Respiratory distress describes symptoms related to breathing problems. There can be many causes of respiratory distress in children. Usually it is caused by infections, chronic illness or a blocked airway. A child who was premature at birth or has been in the hospital for respiratory problems may be at greater risk.
When your child has to work hard to breathe, it can mean he or she is not getting enough oxygen to the lungs or is starting to get an infection.
Signs and symptoms
To know if your child may be in respiratory distress, look for the following signs and symptoms (Picture 1):
- Pale or bluish skin color - Check around the lips, eyes, hands and feet, especially the nail beds.
- Increased breathing rate - Count the number of breaths for one minute. Is your child breathing faster than usual?
- Retractions - Check to see if the chest pulls in with each breath, especially around the collarbone and around the ribs.
- Nasal flaring - Check to see if nostrils widen when breathing in.
- Noisy breathing - Listen for breathing that sounds like grunting
(“Ugh” sound), wheezing or like mucus is in the throat.
- Clammy skin – Feel your child's skin to see if it is cool but also sweaty. The head may be sweaty while the skin feels cool or clammy.
- Mood change – Check to see if your child is sleepier, difficult to wake, fussier than usual, or "just not acting like himself."
- Change in body position – Your child may change his posture to try to breathe easier, like leaning forward or tilting his head up or backwards.
What to do if your child is in respiratory distress
- Stay calm and reassure your child
- Place your child in a comfortable position, usually sitting up.
- If you think your child has a fever, take his temperature:
- in baby’s bottom (rectally) if under 4 months
- under the arm (axillary) if he is older than 4 months
- in the mouth (oral) if older than 4 years
When to call the doctor
Call the doctor if your child:
- shows any signs of respiratory distress
- has a fever
- rectal temperature is more than 100.4 F or less than 96.5 F if younger than 4 months
- axillary temperature is more than 103 F, if older than 4 months.
- oral temperature is more than 102 F for 3 days or more than 104 F, if older than 4 years
- has a cough and phlegm or drainage is thick and yellow-green colored
Call 911 or take your child to the nearest emergency room if your child’s lips or face turns bluish, if he is working hard to breathe or you think that your child’s life is in danger.

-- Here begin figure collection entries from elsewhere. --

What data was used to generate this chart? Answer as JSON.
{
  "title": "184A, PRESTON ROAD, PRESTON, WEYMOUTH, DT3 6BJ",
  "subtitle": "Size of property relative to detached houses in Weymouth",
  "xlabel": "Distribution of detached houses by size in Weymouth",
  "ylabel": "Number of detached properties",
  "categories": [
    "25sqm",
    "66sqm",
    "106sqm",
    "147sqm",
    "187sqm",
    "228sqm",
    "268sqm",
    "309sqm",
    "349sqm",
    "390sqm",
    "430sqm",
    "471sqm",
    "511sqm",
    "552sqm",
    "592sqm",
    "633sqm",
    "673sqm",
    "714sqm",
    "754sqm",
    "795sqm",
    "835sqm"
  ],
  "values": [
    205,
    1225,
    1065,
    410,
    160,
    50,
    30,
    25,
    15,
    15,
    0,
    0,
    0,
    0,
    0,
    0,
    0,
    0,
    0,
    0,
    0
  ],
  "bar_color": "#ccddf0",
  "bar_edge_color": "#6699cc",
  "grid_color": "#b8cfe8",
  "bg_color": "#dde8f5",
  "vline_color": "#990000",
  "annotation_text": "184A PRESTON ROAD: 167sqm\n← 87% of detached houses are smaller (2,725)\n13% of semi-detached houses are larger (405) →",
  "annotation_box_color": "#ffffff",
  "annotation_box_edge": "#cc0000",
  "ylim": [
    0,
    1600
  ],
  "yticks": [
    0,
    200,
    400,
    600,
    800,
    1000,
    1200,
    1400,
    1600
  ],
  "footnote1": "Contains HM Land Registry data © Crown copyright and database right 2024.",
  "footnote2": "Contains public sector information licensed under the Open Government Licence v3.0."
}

How to prevent respiratory infections
Not all breathing problems can be avoided. You can help prevent many respiratory infections by taking these steps:
- Do not smoke around your child or in places that he goes, even when he is not there. Children who are around smokers get twice as many respiratory infections and colds as those who do not live with smokers. Smoke residue can build up on surfaces in rooms and in cars.
- Keep places where your child will be dust-free.
- Do not use baby powder or cornstarch on your child. These things can irritate a baby's lungs.
- Everyone should practice good hand washing to prevent the spread of germs.
- If possible, keep your child away from people who are sick.